Deacon se tut quelques instants. Stiles semblait sous le choc. Cette histoire sonnait comme une mise en garde.
- Écoute Stiles, une dryade ne survit jamais à la perte de sa forêt. C'est pour ça qu'elle l'a protège. C'est une responsabilité qu'on ne peut pas fuir.
Stiles voyait ce qu'il voulait dire, mais c'était impossible pour lui d'en vouloir à sa mère. En un sens, il la comprenait. Elle n'avait jamais été responsable de beaucoup de chose. Elle perdait toutes ses affaires. Une fois, elle avait même perdu Stiles dans un magasin. C'était Derek, les accompagnants, qui l'avait retrouvé au rayon des sucreries. Alors s'occuper d'une forêt?
- Est-ce que...,commença Stiles, enfin, quelle forêt est-ce que je devrais protéger?
- Ça, je ne sais pas. répondit Deacon. Le moment venu, tu te sentiras attiré par cette forêt. Tu sauras que c'est là que tu dois être et pas ailleurs.

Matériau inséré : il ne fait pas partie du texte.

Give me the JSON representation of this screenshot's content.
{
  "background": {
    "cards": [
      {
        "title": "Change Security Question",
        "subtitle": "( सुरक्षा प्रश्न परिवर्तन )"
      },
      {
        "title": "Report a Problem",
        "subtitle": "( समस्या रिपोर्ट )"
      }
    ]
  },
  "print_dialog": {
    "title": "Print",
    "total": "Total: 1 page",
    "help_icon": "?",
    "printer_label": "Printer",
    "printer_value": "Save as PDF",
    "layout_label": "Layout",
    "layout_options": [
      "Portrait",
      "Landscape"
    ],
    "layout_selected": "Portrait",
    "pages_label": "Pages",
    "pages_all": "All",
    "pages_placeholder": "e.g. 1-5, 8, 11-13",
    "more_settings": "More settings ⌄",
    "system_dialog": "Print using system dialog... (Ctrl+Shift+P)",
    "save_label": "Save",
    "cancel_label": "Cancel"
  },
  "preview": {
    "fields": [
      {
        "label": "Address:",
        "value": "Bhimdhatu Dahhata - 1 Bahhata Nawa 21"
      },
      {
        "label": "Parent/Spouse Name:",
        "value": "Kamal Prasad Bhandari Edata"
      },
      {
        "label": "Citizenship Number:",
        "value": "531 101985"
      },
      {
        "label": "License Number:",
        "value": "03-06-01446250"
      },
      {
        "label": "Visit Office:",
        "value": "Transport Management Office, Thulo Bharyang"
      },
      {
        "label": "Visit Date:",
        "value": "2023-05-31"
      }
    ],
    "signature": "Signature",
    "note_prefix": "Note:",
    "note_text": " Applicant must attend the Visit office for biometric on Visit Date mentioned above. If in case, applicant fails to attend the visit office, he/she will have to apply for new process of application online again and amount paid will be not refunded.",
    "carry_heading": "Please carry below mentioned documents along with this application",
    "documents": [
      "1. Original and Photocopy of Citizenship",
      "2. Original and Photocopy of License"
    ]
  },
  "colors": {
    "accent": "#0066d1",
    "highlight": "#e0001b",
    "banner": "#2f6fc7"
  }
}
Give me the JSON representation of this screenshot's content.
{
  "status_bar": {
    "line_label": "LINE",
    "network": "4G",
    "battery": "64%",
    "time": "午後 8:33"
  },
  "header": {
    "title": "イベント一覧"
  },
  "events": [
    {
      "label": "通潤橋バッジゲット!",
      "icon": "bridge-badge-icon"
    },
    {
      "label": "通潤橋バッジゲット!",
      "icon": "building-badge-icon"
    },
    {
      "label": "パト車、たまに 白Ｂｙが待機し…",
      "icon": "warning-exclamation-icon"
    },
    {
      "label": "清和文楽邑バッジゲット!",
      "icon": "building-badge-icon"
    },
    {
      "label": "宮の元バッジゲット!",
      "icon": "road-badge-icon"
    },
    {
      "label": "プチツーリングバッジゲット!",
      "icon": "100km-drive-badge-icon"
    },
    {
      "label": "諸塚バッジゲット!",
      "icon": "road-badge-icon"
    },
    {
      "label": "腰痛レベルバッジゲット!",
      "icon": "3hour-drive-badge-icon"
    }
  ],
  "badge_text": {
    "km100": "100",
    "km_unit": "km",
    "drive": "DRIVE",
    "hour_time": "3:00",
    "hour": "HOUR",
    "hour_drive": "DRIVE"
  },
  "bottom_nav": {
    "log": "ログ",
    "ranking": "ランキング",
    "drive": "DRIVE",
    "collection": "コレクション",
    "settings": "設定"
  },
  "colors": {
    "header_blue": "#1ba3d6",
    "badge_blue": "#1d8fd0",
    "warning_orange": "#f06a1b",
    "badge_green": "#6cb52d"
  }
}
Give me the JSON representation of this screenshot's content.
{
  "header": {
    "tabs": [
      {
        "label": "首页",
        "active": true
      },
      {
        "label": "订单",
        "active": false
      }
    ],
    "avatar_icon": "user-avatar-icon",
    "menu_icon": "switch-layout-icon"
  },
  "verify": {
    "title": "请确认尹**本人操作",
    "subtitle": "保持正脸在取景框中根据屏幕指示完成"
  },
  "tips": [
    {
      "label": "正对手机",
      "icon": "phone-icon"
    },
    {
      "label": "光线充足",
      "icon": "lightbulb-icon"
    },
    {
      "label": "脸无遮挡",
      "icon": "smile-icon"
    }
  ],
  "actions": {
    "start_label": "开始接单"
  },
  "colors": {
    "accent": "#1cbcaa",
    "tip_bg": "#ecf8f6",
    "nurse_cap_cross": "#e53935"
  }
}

La matinée continua tranquillement, Stiles posant ses questions et Deacon répondant. Le vétérinaire lui expliqua ainsi en détails tout ce qui allait encore se transformer chez lui, jusqu'à la pleine lune. Stiles l'écouta religieusement, comme un bon petit scientifique à qui on expliquait le mécanisme fascinant du réflexe nerveu, essayant à la fois de comprendre et d'emmagasiner le plus d'informations possible.
Ce n'est que quelques jours plus tard, en se préparant pour prendre son bain, que Stiles vit vraiment une différence. Il passa les mains le long de ses flancs, jusqu'à ses hanches plus écartées qu'avant. Sa taille formait un creu parfait mais encore très discret de chaque côtés de son ventre. Même ses reins semblaient légèrement plus creusés. Il avait d'abord pensé que ça aurait du lui sembler étrange, mais finalement il trouva que c'était tout à fait naturel, comme si sa silhouette avait toujours été ainsi. Il prit donc son bain puis s'habilla, avant de se reprécipiter dans la chambre. Il annonça joyeusement la nouvelle à Deacon, celui-ci sortant un mètre et lui demandant de s'avancer pour vérifier son tour de taille. Le vétérinaire lui annonça qu'il avait déjà prit 2 cm, et que ce n'était sans doute pas finit. Stiles sautilla de joie comme un gosse devant ses cadeaux de noël. Il avait finalement bien accepté sa nouvelle condition, surtout quand il avait appris qu'il aurait des pouvoirs. La dernière injection de morphine qu'il avait reçu datant de plusieurs heures, la douleur recommença à se manifester dans ses hanches, le faisant grimacer. Deacon lui fit donc une nouvelle injection et lui ordonna gentiment d'aller se coucher, avant de sortir de la pièce. Stiles lui obéit, la fatigue le gagnant déjà. Juste avant de s'endormir, il passa encore une fois ses mains sur ses hanches.
" Je me demande ce que pensera Derek en voyant mon nouveau corps." pensa-t-il. " J'espère qu'il aimera."
Les quatre derniers jours, la douleur avait été horrible. Stiles s'était réveillé plusieurs fois la nuit pour aller vomir, la douleur étant insupportable. Deacon avait été obligé de lui mettre une perfusion plus puissante qui avait permise à Stiles de se reposer plus longtemps. Mais le résultat en valait la peine. Tout s'était envolé le matin du dernier jour. Il ne restait que quelques crampes et des bleus. Lorsqu'ils avaient pris ses mesures, ils s'étaient rendu compte que la jeune dryade avait pris 5 cm de hanches. Stiles avait désormais une taille fine de celles qu'envieraient n'importe quelle femme et des hanches voluptueuses. Ses muscles avaient également commencés à se faire plus discrets. Il en était pourtant si fier. Il eut une petite moue boudeuse qui ne dura pas trop. Il avait une idée en tête. Comprendre et contrôler le phénomène de libération de phéromone que lui avait expliqué Deacon et dont il était responsable. Le dire étant beaucoup plus facile que le faire.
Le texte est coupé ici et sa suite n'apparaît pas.